Below is federal data on the loans students use to pay for Rosedale Bible College, including completion-adjusted borrowing and a standard repayment estimate. The data below is drawn directly from federal sources.
For incoming students at Rosedale Bible College, 11% of freshmen borrow to help pay for their first year, averaging $5,488 per borrower, covering both private and federal loans.
The average federally funded loan is $5,488, or about 99.8% of the $5,500 first-year borrowing cap for the typical first-year dependent student. Remember the all-undergraduate figures below leave out private loans, so they will look lower than this private-plus-federal freshman amount.

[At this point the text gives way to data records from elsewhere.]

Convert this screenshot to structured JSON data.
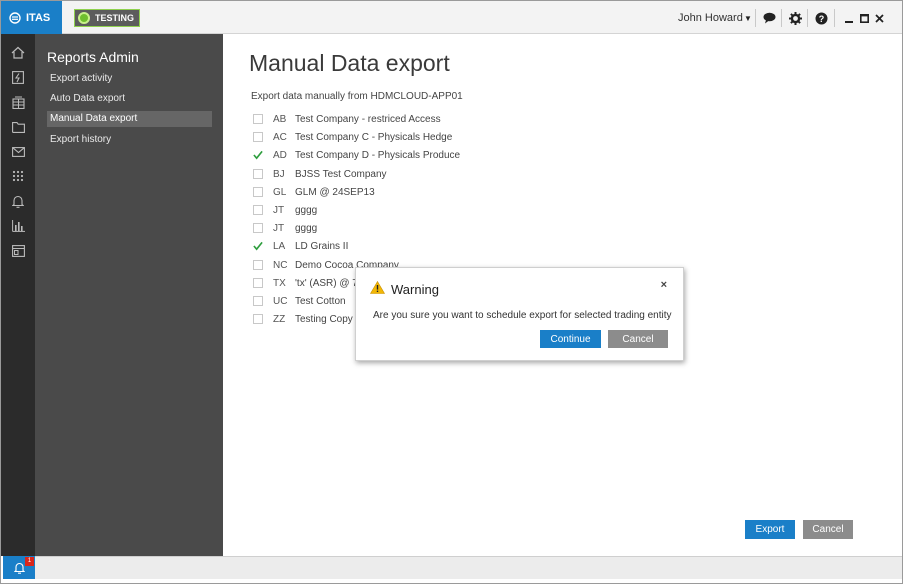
{
  "app": {
    "brand": "ITAS",
    "environment": "TESTING"
  },
  "header": {
    "user_name": "John Howard"
  },
  "sidebar": {
    "title": "Reports Admin",
    "items": [
      {
        "label": "Export activity"
      },
      {
        "label": "Auto Data export"
      },
      {
        "label": "Manual Data export"
      },
      {
        "label": "Export history"
      }
    ],
    "active_item": "Manual Data export"
  },
  "notifications": {
    "badge": "1"
  },
  "main": {
    "title": "Manual Data export",
    "subtitle": "Export data manually from  HDMCLOUD-APP01",
    "entities": [
      {
        "code": "AB",
        "name": "Test Company - restriced Access",
        "checked": false
      },
      {
        "code": "AC",
        "name": "Test Company C - Physicals Hedge",
        "checked": false
      },
      {
        "code": "AD",
        "name": "Test Company D - Physicals Produce",
        "checked": true
      },
      {
        "code": "BJ",
        "name": "BJSS Test Company",
        "checked": false
      },
      {
        "code": "GL",
        "name": "GLM @ 24SEP13",
        "checked": false
      },
      {
        "code": "JT",
        "name": "gggg",
        "checked": false
      },
      {
        "code": "JT",
        "name": "gggg",
        "checked": false
      },
      {
        "code": "LA",
        "name": "LD Grains II",
        "checked": true
      },
      {
        "code": "NC",
        "name": "Demo Cocoa Company",
        "checked": false
      },
      {
        "code": "TX",
        "name": "'tx' (ASR) @ 7j",
        "checked": false
      },
      {
        "code": "UC",
        "name": "Test Cotton",
        "checked": false
      },
      {
        "code": "ZZ",
        "name": "Testing Copy",
        "checked": false
      }
    ],
    "export_label": "Export",
    "cancel_label": "Cancel"
  },
  "dialog": {
    "title": "Warning",
    "close_symbol": "×",
    "message": "Are you sure you want to schedule export for selected trading entity",
    "continue_label": "Continue",
    "cancel_label": "Cancel"
  },
  "colors": {
    "accent": "#1a7fc8",
    "check": "#2e9e3e",
    "sidebar": "#4a4a4a",
    "rail": "#2b2b2b",
    "env_green": "#8fd14f"
  }
}
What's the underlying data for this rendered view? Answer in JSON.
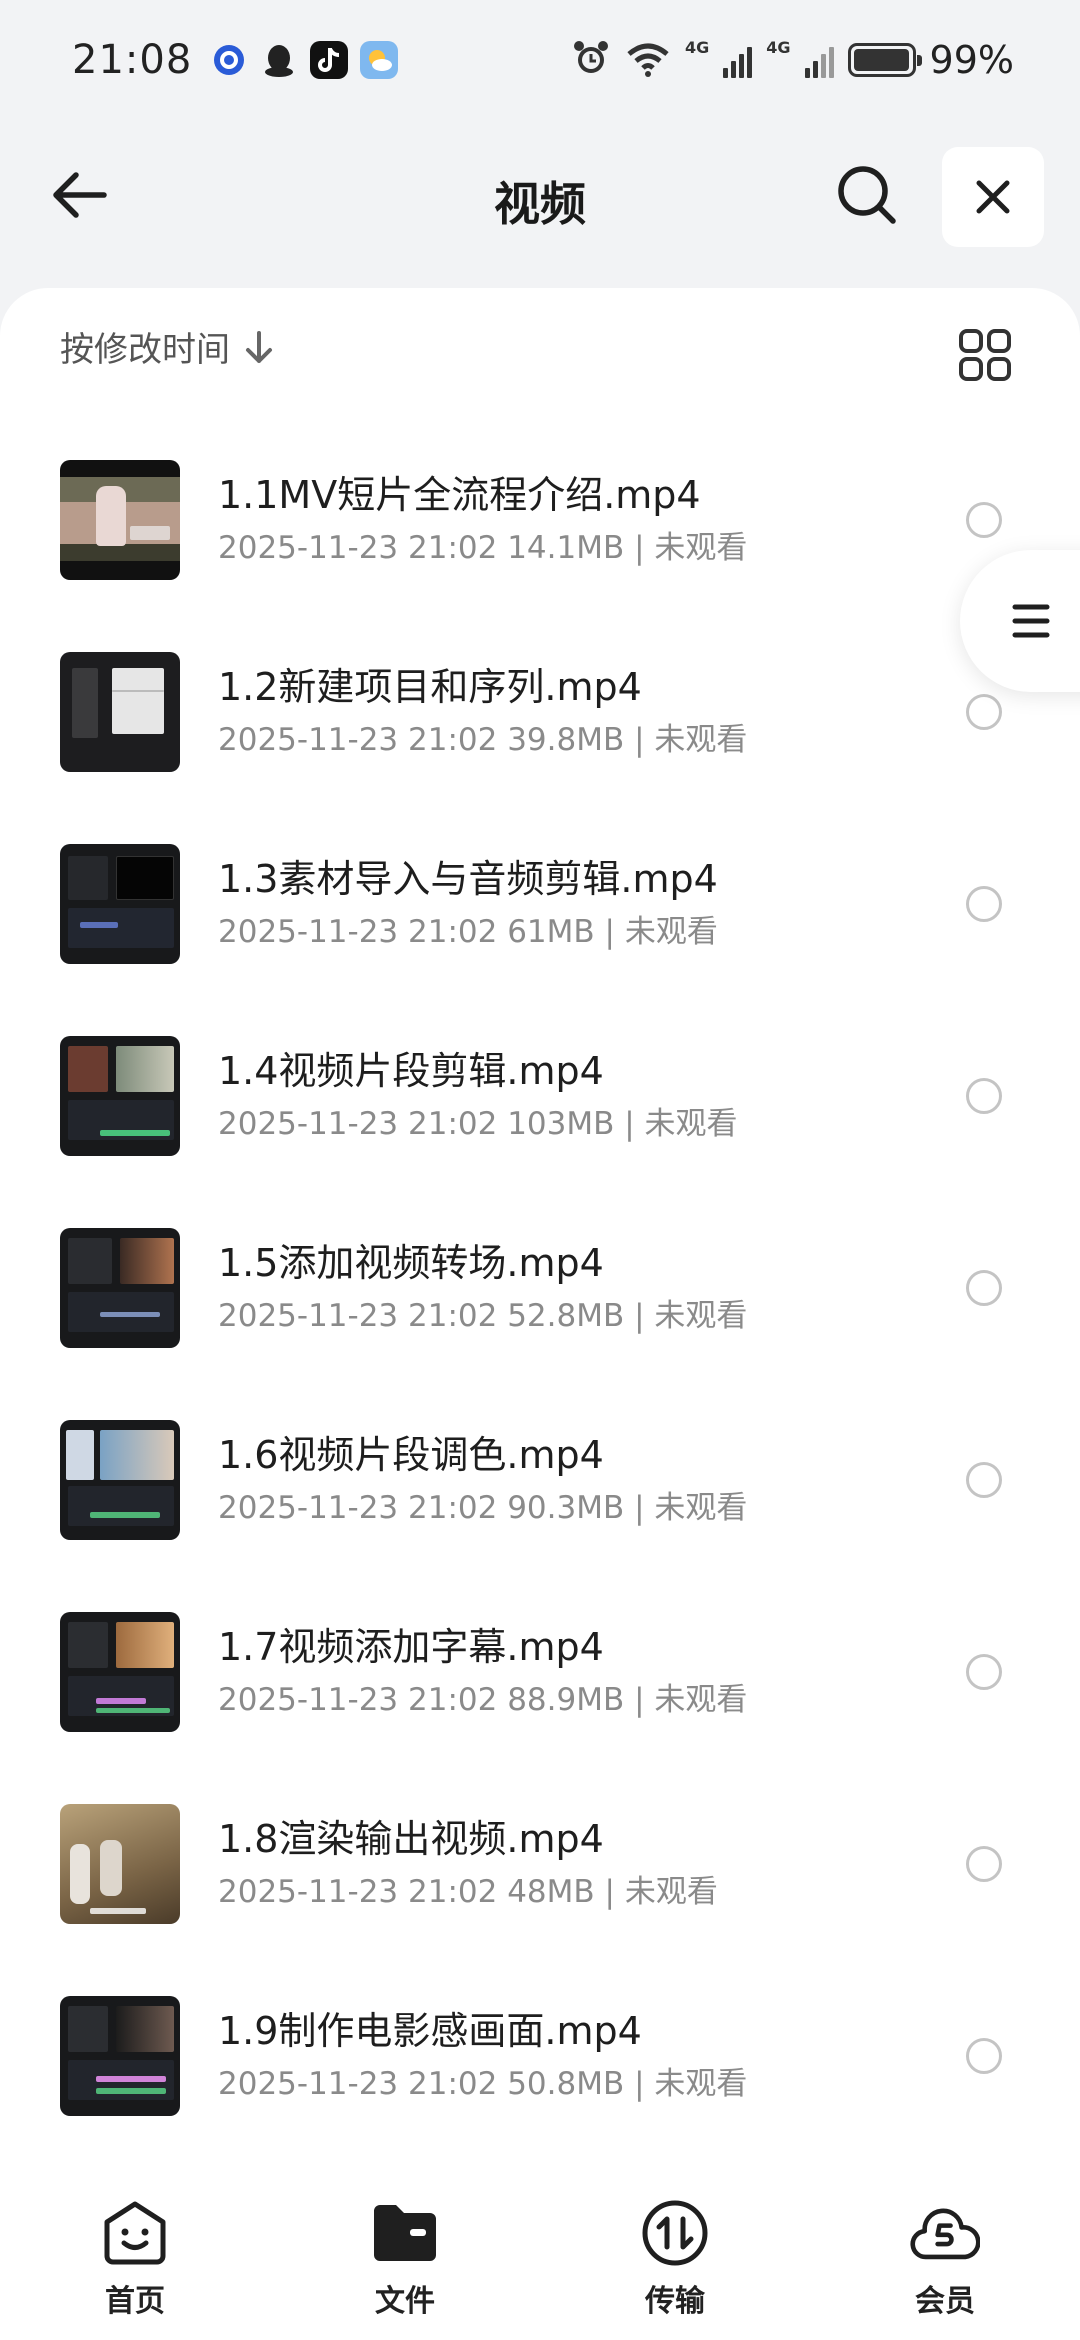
{
  "status_bar": {
    "time": "21:08",
    "net_label_1": "4G",
    "net_label_2": "4G",
    "battery": "99%",
    "battery_level": 0.99
  },
  "header": {
    "title": "视频"
  },
  "sort": {
    "label": "按修改时间"
  },
  "files": [
    {
      "name": "1.1MV短片全流程介绍.mp4",
      "meta": "2025-11-23 21:02  14.1MB | 未观看"
    },
    {
      "name": "1.2新建项目和序列.mp4",
      "meta": "2025-11-23 21:02  39.8MB | 未观看"
    },
    {
      "name": "1.3素材导入与音频剪辑.mp4",
      "meta": "2025-11-23 21:02  61MB | 未观看"
    },
    {
      "name": "1.4视频片段剪辑.mp4",
      "meta": "2025-11-23 21:02  103MB | 未观看"
    },
    {
      "name": "1.5添加视频转场.mp4",
      "meta": "2025-11-23 21:02  52.8MB | 未观看"
    },
    {
      "name": "1.6视频片段调色.mp4",
      "meta": "2025-11-23 21:02  90.3MB | 未观看"
    },
    {
      "name": "1.7视频添加字幕.mp4",
      "meta": "2025-11-23 21:02  88.9MB | 未观看"
    },
    {
      "name": "1.8渲染输出视频.mp4",
      "meta": "2025-11-23 21:02  48MB | 未观看"
    },
    {
      "name": "1.9制作电影感画面.mp4",
      "meta": "2025-11-23 21:02  50.8MB | 未观看"
    }
  ],
  "nav": [
    {
      "label": "首页",
      "icon": "smile-face-icon"
    },
    {
      "label": "文件",
      "icon": "folder-icon"
    },
    {
      "label": "传输",
      "icon": "transfer-icon"
    },
    {
      "label": "会员",
      "icon": "cloud-vip-icon"
    }
  ]
}
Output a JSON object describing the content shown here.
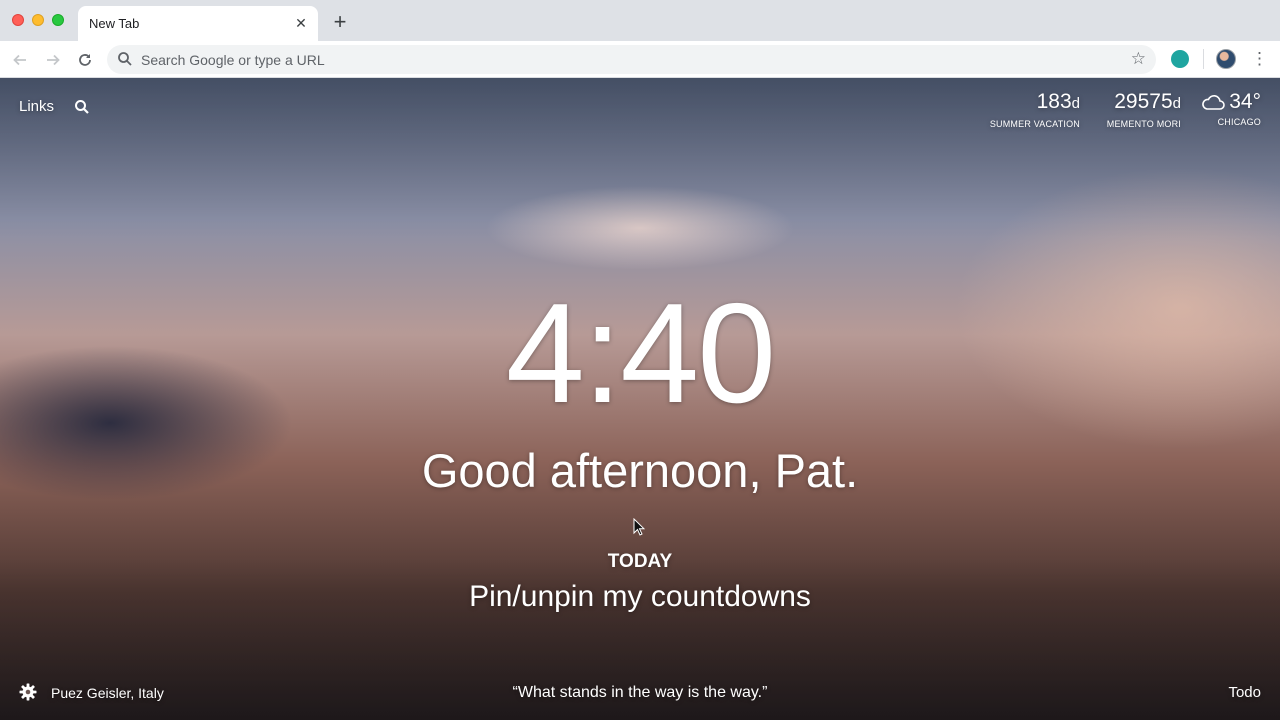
{
  "browser": {
    "tab_title": "New Tab",
    "tab_close": "✕",
    "new_tab": "+",
    "omnibox_placeholder": "Search Google or type a URL"
  },
  "topleft": {
    "links_label": "Links"
  },
  "metrics": [
    {
      "value": "183",
      "unit": "d",
      "label": "SUMMER VACATION"
    },
    {
      "value": "29575",
      "unit": "d",
      "label": "MEMENTO MORI"
    },
    {
      "value": "34°",
      "label": "CHICAGO",
      "icon": "cloud-icon"
    }
  ],
  "main": {
    "time": "4:40",
    "greeting": "Good afternoon, Pat.",
    "focus_label": "TODAY",
    "focus_text": "Pin/unpin my countdowns"
  },
  "footer": {
    "photo_location": "Puez Geisler, Italy",
    "quote": "“What stands in the way is the way.”",
    "todo_label": "Todo"
  },
  "colors": {
    "accent_extension": "#1fa5a0",
    "text_on_background": "#ffffff"
  }
}
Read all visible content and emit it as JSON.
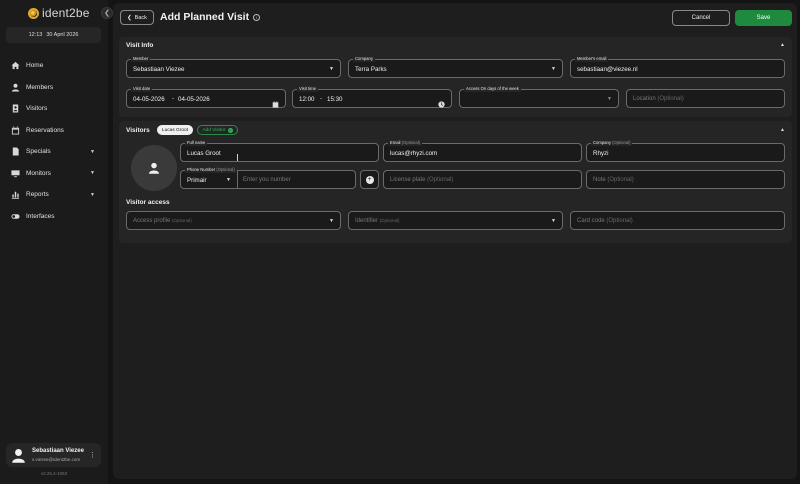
{
  "app": {
    "logo_text": "ident2be",
    "clock_time": "12:13",
    "clock_date": "30 April 2026",
    "version": "v2.25.4-1063"
  },
  "sidebar": {
    "items": [
      {
        "label": "Home",
        "icon": "home-icon",
        "has_submenu": false
      },
      {
        "label": "Members",
        "icon": "person-icon",
        "has_submenu": false
      },
      {
        "label": "Visitors",
        "icon": "badge-icon",
        "has_submenu": false
      },
      {
        "label": "Reservations",
        "icon": "calendar-icon",
        "has_submenu": false
      },
      {
        "label": "Specials",
        "icon": "document-icon",
        "has_submenu": true
      },
      {
        "label": "Monitors",
        "icon": "monitor-icon",
        "has_submenu": true
      },
      {
        "label": "Reports",
        "icon": "chart-icon",
        "has_submenu": true
      },
      {
        "label": "Interfaces",
        "icon": "toggle-icon",
        "has_submenu": false
      }
    ],
    "user": {
      "name": "Sebastiaan Viezee",
      "email": "s.viezee@ident2be.com"
    }
  },
  "header": {
    "back_label": "Back",
    "title": "Add Planned Visit",
    "cancel_label": "Cancel",
    "save_label": "Save"
  },
  "visit_info": {
    "title": "Visit Info",
    "member": {
      "label": "Member",
      "value": "Sebastiaan Viezee"
    },
    "company": {
      "label": "Company",
      "value": "Terra Parks"
    },
    "member_email": {
      "label": "Member's email",
      "value": "sebastiaan@viezee.nl"
    },
    "visit_date": {
      "label": "Visit date",
      "from": "04-05-2026",
      "to": "04-05-2026"
    },
    "visit_time": {
      "label": "Visit time",
      "from": "12:00",
      "to": "15:30"
    },
    "access_days": {
      "label": "Access On days of the week",
      "value": ""
    },
    "location": {
      "placeholder": "Location",
      "optional": "(Optional)"
    }
  },
  "visitors": {
    "title": "Visitors",
    "chip_name": "Lucas Groot",
    "add_visitor_label": "Add Visitor",
    "full_name": {
      "label": "Full name",
      "value": "Lucas Groot"
    },
    "email": {
      "label": "Email",
      "optional": "(Optional)",
      "value": "lucas@rhyzi.com"
    },
    "company": {
      "label": "Company",
      "optional": "(Optional)",
      "value": "Rhyzi"
    },
    "phone": {
      "label": "Phone Number",
      "optional": "(Optional)",
      "prefix": "Primair",
      "placeholder": "Enter you number"
    },
    "license_plate": {
      "placeholder": "License plate",
      "optional": "(Optional)"
    },
    "note": {
      "placeholder": "Note",
      "optional": "(Optional)"
    },
    "access_title": "Visitor access",
    "access_profile": {
      "placeholder": "Access profile",
      "optional": "(Optional)"
    },
    "identifier": {
      "placeholder": "Identifier",
      "optional": "(Optional)"
    },
    "card_code": {
      "placeholder": "Card code",
      "optional": "(Optional)"
    }
  }
}
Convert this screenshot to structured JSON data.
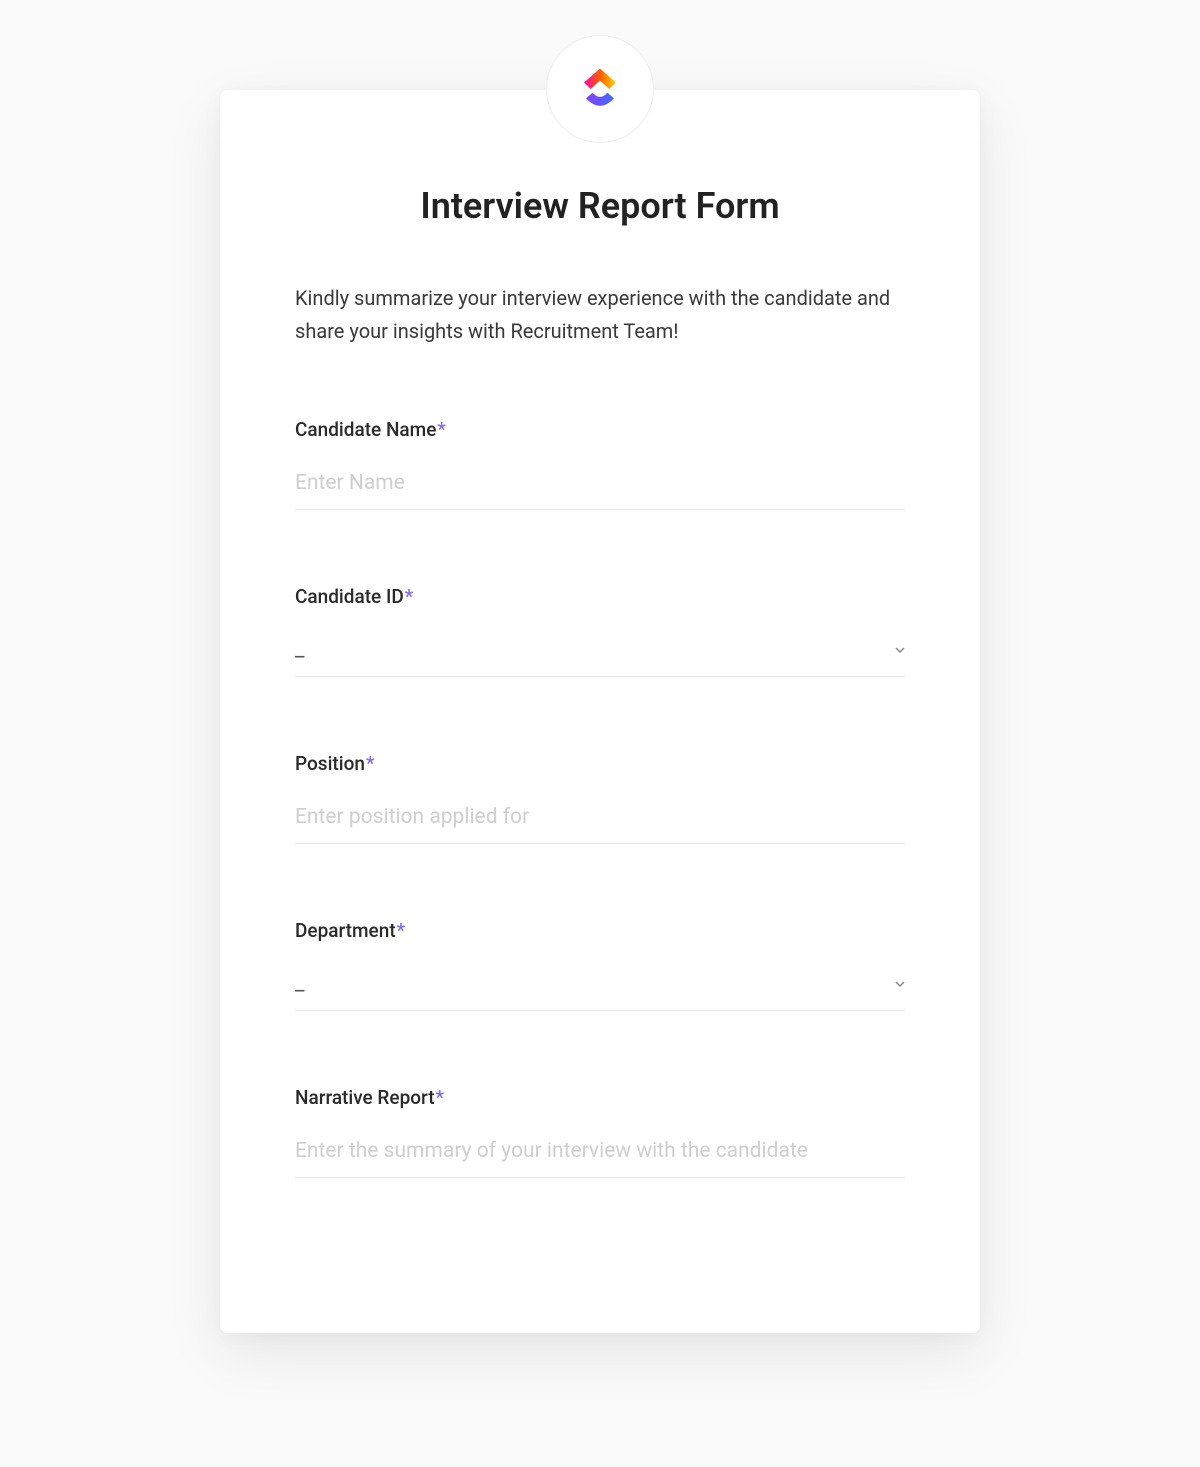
{
  "form": {
    "title": "Interview Report Form",
    "description": "Kindly summarize your interview experience with the candidate and share your insights with Recruitment Team!",
    "fields": {
      "candidate_name": {
        "label": "Candidate Name",
        "placeholder": "Enter Name",
        "required": true
      },
      "candidate_id": {
        "label": "Candidate ID",
        "value": "_",
        "required": true
      },
      "position": {
        "label": "Position",
        "placeholder": "Enter position applied for",
        "required": true
      },
      "department": {
        "label": "Department",
        "value": "_",
        "required": true
      },
      "narrative_report": {
        "label": "Narrative Report",
        "placeholder": "Enter the summary of your interview with the candidate",
        "required": true
      }
    },
    "required_marker": "*"
  }
}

Counting every undergraduate at Rosedale Bible College, 13% take out federal student loans, averaging $5,893 per year. That is 7.4% larger than the $5,488 borrowed by freshmen.
At a steady annual pace, that totals around $11,786 over two years and about $23,572 after four. These figures assume identical federal borrowing each year and omit private and Parent PLUS loans.
| Undergraduate federal borrowing | Value |
|---|---|
| Share using federal loans | 13% |
| Average federal loan per year | $5,893 |
| Undergraduates with a federal loan | 11 |
| Total federal loans (one year) | $64,827 |
The middle borrower at Rosedale Bible College owes $4,142 in federal borrowing.
| Borrower group | Median federal debt |
|---|---|
| All federal borrowers | $4,142 |
The indicators below describe what the typical debt costs to pay back at Rosedale Bible College.
Defaulting means failing to repay a federal student loan, which carries serious credit consequences. Two-year cohort default-rate data for Rosedale Bible College is shown below.
| Metric | Value |
|---|---|
| 2-year cohort default rate | 1.7% |
| Borrowers in the cohort | 18 |
The cohort default rate tracks borrowers who entered repayment in a given year and defaulted within the two-year measurement window.
The Difference Between Subsidized and Unsubsidized Loans
With an unsubsidized loan, interest starts adding up the day the loan is disbursed, including during school. Subsidized loans, by contrast, do not accrue interest while you are enrolled at least half-time, which makes them the less expensive option when you qualify.
Worth Knowing
Federal student loans are not discharged in bankruptcy in all but the rarest cases, and the government can withhold part of your income or tax refund if you default.
References
More about our data sources and methodologies.